The Act also defines what it means by an infringement of an artistic work, it includes exhibiting in public a derogatory treatment of the work. Any legal action taken by the artist to defend his moral rights would be difficult. The case is not absolutely clear cut in the terms that the law lays down nor is there as yet any indication of the kind of remedies that the courts would propose if it were to decide in favour of the artist. However, the artist involved in this case has made it clear that he is prepared to put considerable effort and go to some expense in fighting a political battle to right the wrong that has been done him. If he is serious about standing in the next election, and it appears that he is, he may be better to consider a moral rights action. Ultimately, it has more likelihood of success in gaining him some tangible redress and it could possibly set a precedent from which all artists could gain.
Is there a case for Lally et al to answer? Morally, of course, there is, but, in UK law, there is as yet no precedent to help lawyers advise the artist as to how the courts might judge the unique circumstances of this case. Such a legal action would indeed be unprecedented; the act came into force less than two years ago. It would also be expensive to pursue.
One further, possibly decisive, argument that might be used against the artist may well be found in the terms of his original commission agreement.
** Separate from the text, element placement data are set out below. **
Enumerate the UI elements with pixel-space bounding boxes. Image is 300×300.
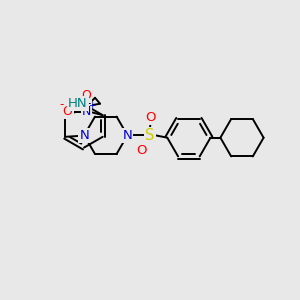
- Text: -: -: [59, 98, 64, 112]
- Text: O: O: [136, 144, 147, 158]
- Text: O: O: [63, 105, 73, 118]
- Text: +: +: [88, 100, 95, 109]
- Text: HN: HN: [68, 97, 88, 110]
- Text: S: S: [145, 128, 154, 143]
- Text: N: N: [82, 105, 91, 118]
- Text: O: O: [145, 111, 156, 124]
- Text: N: N: [122, 129, 132, 142]
- Text: O: O: [81, 88, 91, 102]
- Text: N: N: [79, 129, 89, 142]
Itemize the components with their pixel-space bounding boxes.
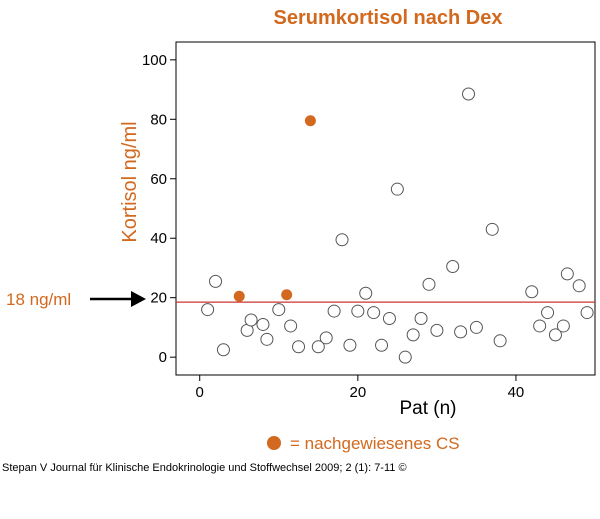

The commissioner and artist seem to have agreed that parting with possession was both contemplated and permissible – so long as the artist was notified where the work had gone. This probably amounts to a contractual ‘waiver’ by the artist of his statutory moral right to object to any such removal on the grounds that it would prejudice his ‘honour and reputation’. The Act specifically provides that artists are allowed to waive – forego – their statutory moral rights. Perhaps this is why the artist is now diverting his energies and expenses into fighting a political battle to right the moral wrong he is suffering. We wish him well and would seek to draw from this unsatisfactory scenario some lessons:
- Site-specific commissions require clear contractual terms tying down the site owner (not necessarily the same body as the commissioner) to keeping and maintaining the work – and for as long as need be.
- Whether or not site-specific artists and commissioners should agree whether the completed work is, or is not, to be owned by someone other than the artist (assuming the work will be movable).
- Whether or not site-specific or owned by someone other than the artist, commission agreements should clarify that the completed work will not be subjected to any addition, amendment, alteration, deletion or even complete destruction – without the artists express consent.
- As for non-commissioned works intended by artists to be allowed out of their possession at some stage during their lives or during the fifty years after death, that the work has indelibly marked on it a declaration about copyright ownership and the existence of statutory moral rights including identification as author and absolute protection against any derogatory treatment.
All of that is easier said than done. What it takes is a lot of foresight and a little legal help at the outset; the former is a quality possessed of artists in spades; the latter can be quite difficult to find, we know. Hence this little piece of hindsight.